Editorials

‘Proud to stand against the will of the people’ — Missouri GOP berserk over Medicaid

The competition for the looniest argument against expanding Medicaid in Missouri was stiff Tuesday, but state Rep. Justin Hill, a Republican, took the prize.

Hill, from Lake St. Louis, wandered away from the outer edges of sanity some time ago. He skipped his own swearing-in to attend the insurrectionist rally in Washington, D.C., on Jan. 6. He has repeatedly questioned the results of the 2020 presidential election.

He wants to trash Missouri’s nonpartisan court system, because of course Missouri can’t abide impartial judges.

Tuesday, during the House debate on Medicaid expansion, Hill slapped his voters in the face.

“Even though my constituents voted for this lie, I’m going to protect them,” he said. “I am proud to stand against the will of the people.” Wow.

To be fair, Hill has lots of company in his hatred for voters. Most of his Republican colleagues resisted logic, compassion, respect for the law and the people of the state by turning down amendments that would put expanded Medicaid into the state’s budget.

To no one’s surprise, Kansas House Republicans were equally short-sighted Tuesday, rejecting a budget amendment expanding Medicaid. Unlike Missouri, Kansas lawmakers had no statewide referendum to guide their thinking.

Missouri has no such excuse.

Missouri Democrats put up a good and lengthy fight. “We are playing games with people’s lives,” said state Rep. Peter Merideth of St. Louis. “Lives are on the line,” added state Rep. Patty Lewis, a nurse.

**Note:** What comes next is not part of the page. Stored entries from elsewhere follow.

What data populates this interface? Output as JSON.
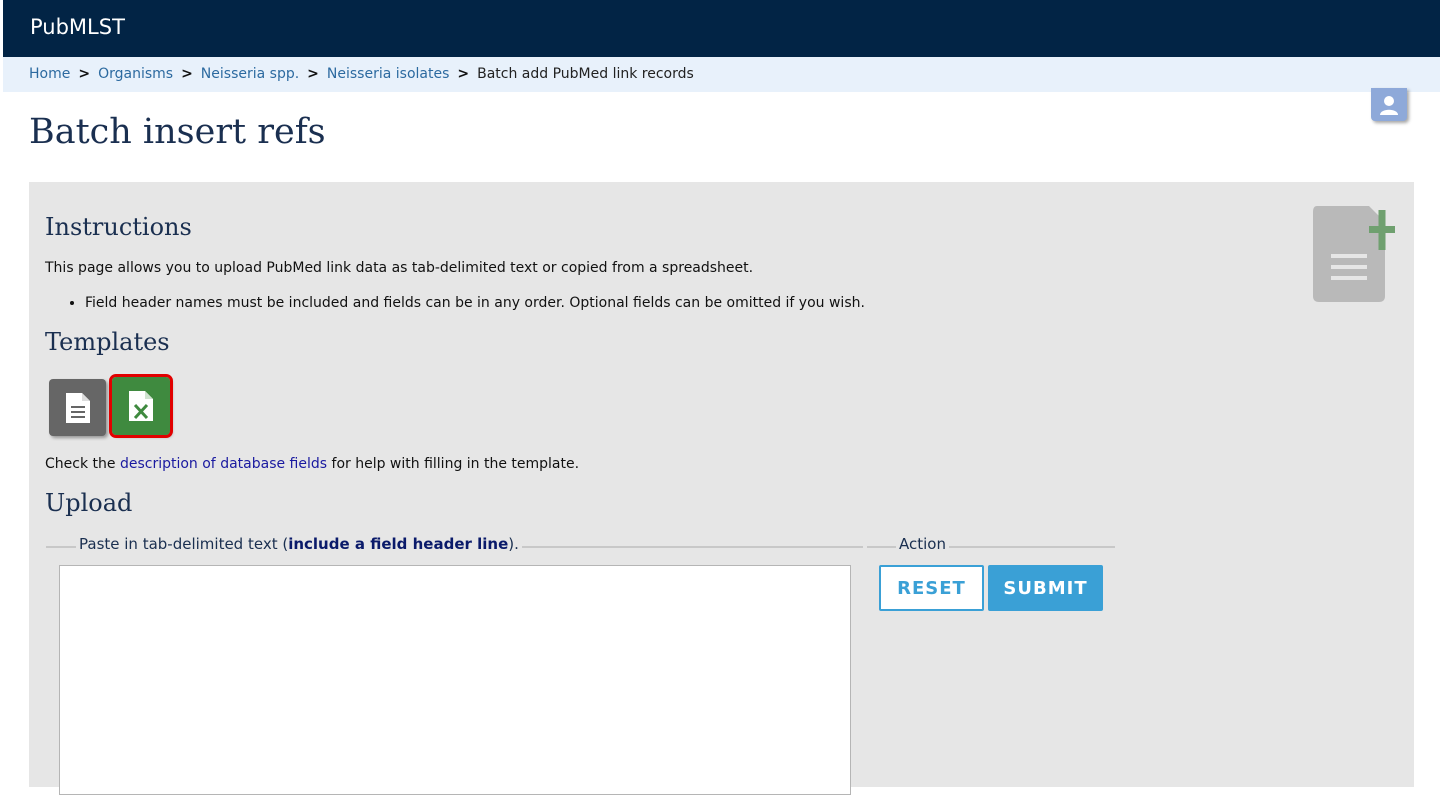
{
  "app": {
    "title": "PubMLST"
  },
  "breadcrumb": {
    "items": [
      "Home",
      "Organisms",
      "Neisseria spp.",
      "Neisseria isolates"
    ],
    "current": "Batch add PubMed link records",
    "separator": ">"
  },
  "page": {
    "title": "Batch insert refs"
  },
  "instructions": {
    "heading": "Instructions",
    "intro": "This page allows you to upload PubMed link data as tab-delimited text or copied from a spreadsheet.",
    "bullets": [
      "Field header names must be included and fields can be in any order. Optional fields can be omitted if you wish."
    ]
  },
  "templates": {
    "heading": "Templates",
    "buttons": [
      {
        "icon": "text-file-icon",
        "color": "#666666"
      },
      {
        "icon": "excel-file-icon",
        "color": "#3f8a3f",
        "highlight": "#e10000"
      }
    ],
    "check_prefix": "Check the",
    "check_link": "description of database fields",
    "check_suffix": "for help with filling in the template."
  },
  "upload": {
    "heading": "Upload",
    "paste_legend_prefix": "Paste in tab-delimited text (",
    "paste_legend_bold": "include a field header line",
    "paste_legend_suffix": ").",
    "paste_value": "",
    "action_legend": "Action",
    "reset_label": "RESET",
    "submit_label": "SUBMIT"
  },
  "colors": {
    "topbar": "#022445",
    "breadcrumb_bg": "#e8f1fb",
    "panel_bg": "#e6e6e6",
    "accent": "#3aa0d6"
  }
}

Business people, social workers and others stood on the floor repeating the facts: Missouri has more than enough money to extend health insurance coverage to the working poor. Expanding Medicaid will actually bring more money into the state.

Voters want this, Democrats pointed out.

It made no difference. “A slow march to socialism,” one Republican said. Others insisted Missourians without jobs must simply work harder.

Republican House members lied about the budget, mischaracterized Medicaid and called voters too stupid to know what they were voting on last August. (The vote was not, as one Republican claimed, last November.)

“We’re not a democracy,” a GOP lawmaker thundered. His party’s votes proved it.

Republicans repeatedly dismissed the voters in Kansas City, St. Louis and other urban areas as somehow less important than their constituents. This pattern, repeated in other debates, is overtly racist.

A Kansas City vote is worth just as much as a vote from St. Charles, or Joplin, or Cape Girardeau. But this basic lesson in self-government is lost on the Missouri Republican Party.

The Missouri House’s partisan tantrum is regrettable, but it won’t be the last word on this subject. The state Senate still has to make up its mind. Perhaps senators will do what their ill-informed House colleagues did not.

But it seems increasingly likely this matter will be decided in the courts. Missourians who qualify for expanded Medicaid should and will sign up July 1. The state constitution requires those applicants to be admitted to the program.

Then a judge will need to explain to state legislators what the rule of law means.

At one point Tuesday, an amendment was offered to end taxpayer-supported health insurance for members of the General Assembly until Medicaid is expanded. It lost, of course.

Health care for lawmakers is essential. For you, it’s a slow march to socialism.